Search code examples
iterationjq

jq: iterate over regex matches in a string


I'm reworking some json using jq and trying to extract some strings from a larger description and move them into an array of related controls.

Here's my input json:

{"description": "Fail-safe procedures include, for example, alerting operator personnel and providing specific instructions on subsequent steps to take (e.g., do nothing, re-establish system settings, shut down processes, restart the system, or contact designated organizational personnel). Related controls: CA-2, CA-7, CM-3, CM-5, CM-8, MA-2, IR-4, RA-5, SA-10, SA-1x, SI-1x"}

The output I want is:

{"description": "Fail-safe procedures include, for example, alerting operator personnel and providing specific instructions on subsequent steps to take (e.g., do nothing, re-establish system settings, shut down processes, restart the system, or contact designated organizational personnel).",
"relatedControls": ["CA-2", "CA-7", "CM-3", "CM-5", "CM-8", "MA-2", "IR-4", "RA-5", "SA-10", "SA-1x", "SI-1x"}

I've worked out something I think is pretty close, but this is creating more objects instead of creating an array of controls like I wanted.

jq '. | {description: .description | sub(" Related controls:.*";""), relatedControls: .description | scan("[A-Z]{2}-\\d[0-9x]?") }'

Here's the whole thing on one line so it's easy to test:

echo '{"description": "Fail-safe procedures include, for example, alerting operator personnel and providing specific instructions on subsequent steps to take (e.g., do nothing, re-establish system settings, shut down processes, restart the system, or contact designated organizational personnel).
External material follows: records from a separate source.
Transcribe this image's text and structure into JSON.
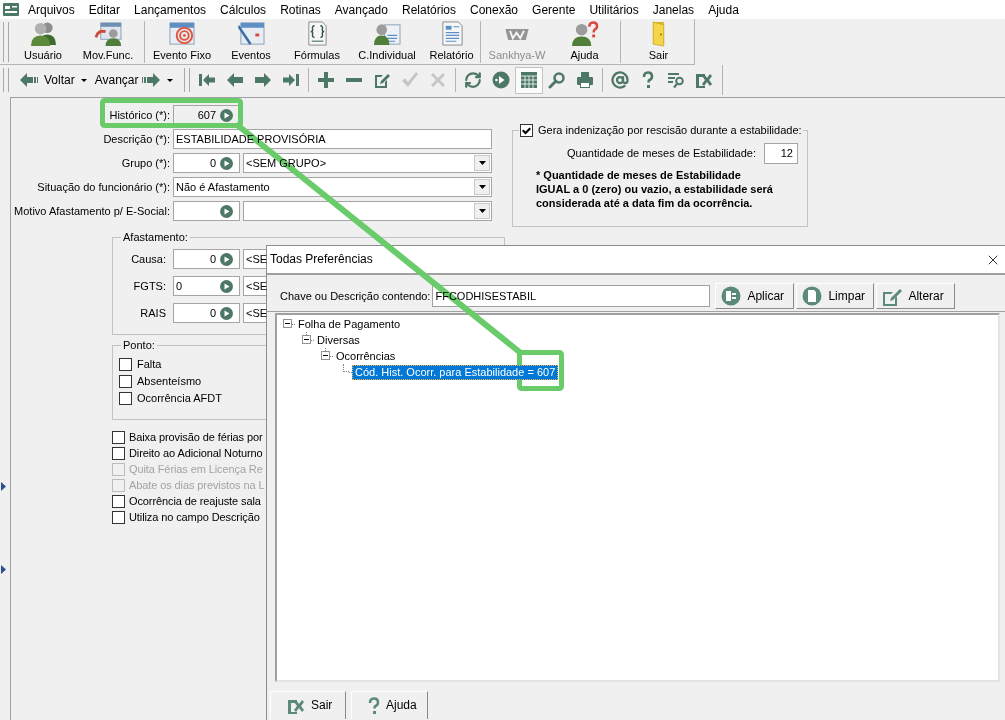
{
  "menu": [
    "Arquivos",
    "Editar",
    "Lançamentos",
    "Cálculos",
    "Rotinas",
    "Avançado",
    "Relatórios",
    "Conexão",
    "Gerente",
    "Utilitários",
    "Janelas",
    "Ajuda"
  ],
  "toolbar": {
    "groups": [
      [
        {
          "label": "Usuário",
          "disabled": false
        },
        {
          "label": "Mov.Func.",
          "disabled": false
        }
      ],
      [
        {
          "label": "Evento Fixo",
          "disabled": false
        },
        {
          "label": "Eventos",
          "disabled": false
        },
        {
          "label": "Fórmulas",
          "disabled": false
        },
        {
          "label": "C.Individual",
          "disabled": false
        },
        {
          "label": "Relatório",
          "disabled": false
        }
      ],
      [
        {
          "label": "Sankhya-W",
          "disabled": true
        },
        {
          "label": "Ajuda",
          "disabled": false
        }
      ],
      [
        {
          "label": "Sair",
          "disabled": false
        }
      ]
    ]
  },
  "nav_toolbar": {
    "back": "Voltar",
    "forward": "Avançar",
    "icon_groups": [
      [
        {
          "disabled": false,
          "pressed": false
        },
        {
          "disabled": false,
          "pressed": false
        },
        {
          "disabled": false,
          "pressed": false
        },
        {
          "disabled": false,
          "pressed": false
        }
      ],
      [
        {
          "disabled": false,
          "pressed": false
        },
        {
          "disabled": false,
          "pressed": false
        },
        {
          "disabled": false,
          "pressed": false
        },
        {
          "disabled": true,
          "pressed": false
        },
        {
          "disabled": true,
          "pressed": false
        }
      ],
      [
        {
          "disabled": false,
          "pressed": false
        },
        {
          "disabled": false,
          "pressed": false
        },
        {
          "disabled": false,
          "pressed": true
        },
        {
          "disabled": false,
          "pressed": false
        },
        {
          "disabled": false,
          "pressed": false
        }
      ],
      [
        {
          "disabled": false,
          "pressed": false
        },
        {
          "disabled": false,
          "pressed": false
        },
        {
          "disabled": false,
          "pressed": false
        },
        {
          "disabled": false,
          "pressed": false
        }
      ]
    ]
  },
  "form": {
    "fields": [
      {
        "kind": "lookup",
        "label": "Histórico (*):",
        "code": "607",
        "readonly": true
      },
      {
        "kind": "text",
        "label": "Descrição (*):",
        "value": "ESTABILIDADE PROVISÓRIA",
        "readonly": false
      },
      {
        "kind": "lookup_combo",
        "label": "Grupo (*):",
        "code": "0",
        "value": "<SEM GRUPO>",
        "readonly": false
      },
      {
        "kind": "combo",
        "label": "Situação do funcionário (*):",
        "value": "Não é Afastamento",
        "readonly": false
      },
      {
        "kind": "lookup_combo",
        "label": "Motivo Afastamento p/ E-Social:",
        "readonly": false
      }
    ],
    "absence": {
      "legend": "Afastamento:",
      "rows": [
        {
          "label": "Causa:",
          "kind": "numeric",
          "code": "0",
          "value": "<SE"
        },
        {
          "label": "FGTS:",
          "kind": "text",
          "code": "0",
          "value": "<SE"
        },
        {
          "label": "RAIS",
          "kind": "numeric",
          "code": "0",
          "value": "<SE"
        }
      ]
    },
    "ponto": {
      "legend": "Ponto:",
      "items": [
        {
          "label": "Falta",
          "checked": false
        },
        {
          "label": "Absenteísmo",
          "checked": false
        },
        {
          "label": "Ocorrência AFDT",
          "checked": false
        }
      ]
    },
    "options": [
      {
        "label": "Baixa provisão de férias por",
        "checked": false,
        "disabled": false
      },
      {
        "label": "Direito ao Adicional Noturno",
        "checked": false,
        "disabled": false
      },
      {
        "label": "Quita Férias em Licença Re",
        "checked": false,
        "disabled": true
      },
      {
        "label": "Abate os dias previstos na L",
        "checked": false,
        "disabled": true
      },
      {
        "label": "Ocorrência de reajuste sala",
        "checked": false,
        "disabled": false
      },
      {
        "label": "Utiliza no campo Descrição",
        "checked": false,
        "disabled": false
      }
    ]
  },
  "stability": {
    "label": "Gera indenização por rescisão durante a estabilidade:",
    "checked": true,
    "months_label": "Quantidade de meses de Estabilidade:",
    "months": "12",
    "note_lines": [
      "* Quantidade de meses de Estabilidade",
      "IGUAL a 0 (zero) ou vazio, a estabilidade será",
      "considerada até a data fim da ocorrência."
    ]
  },
  "dialog": {
    "title": "Todas Preferências",
    "search_label": "Chave ou Descrição contendo:",
    "search_value": "FFCODHISESTABIL",
    "buttons": [
      "Aplicar",
      "Limpar",
      "Alterar"
    ],
    "tree": [
      {
        "label": "Folha de Pagamento",
        "expanded": true,
        "selected": false,
        "children": [
          {
            "label": "Diversas",
            "expanded": true,
            "selected": false,
            "children": [
              {
                "label": "Ocorrências",
                "expanded": true,
                "selected": false,
                "children": [
                  {
                    "label": "Cód. Hist. Ocorr. para Estabilidade = 607",
                    "selected": true
                  }
                ]
              }
            ]
          }
        ]
      }
    ],
    "footer_buttons": [
      "Sair",
      "Ajuda"
    ]
  }
}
Related controls: CA-2, CA-7, CM-3, CM-5, CM-8, MA-2, IR-4, RA-5, SA-10, SA-1x, SI-1x"}' | jq '. | {description: .description | sub(" Related controls:.*";""), relatedControls: .description | scan("[A-Z]{2}-\\d[0-9x]?") }'

jq wizards... what a I missing to get the output I'm after?


Solution

  • You could just split / at " Related controls: ", then split again at ", ":

    .description / " Related controls: "
    | {description: .[0], relatedControls: (.[1] / ", ")}
    

    Alternatively, here's another approach using capture and scan with your regular expressions:

    .description
    | capture("(?<description>.*) Related controls: (?<relatedControls>.*)")
    | .relatedControls |= [scan("[A-Z]{2}-\\d[0-9x]?")]
    

    Output:

    {
      "description": "Fail-safe procedures include, for example, alerting operator personnel and providing specific instructions on subsequent steps to take (e.g., do nothing, re-establish system settings, shut down processes, restart the system, or contact designated organizational personnel).",
      "relatedControls": [
        "CA-2",
        "CA-7",
        "CM-3",
        "CM-5",
        "CM-8",
        "MA-2",
        "IR-4",
        "RA-5",
        "SA-10",
        "SA-1x",
        "SI-1x"
      ]
    }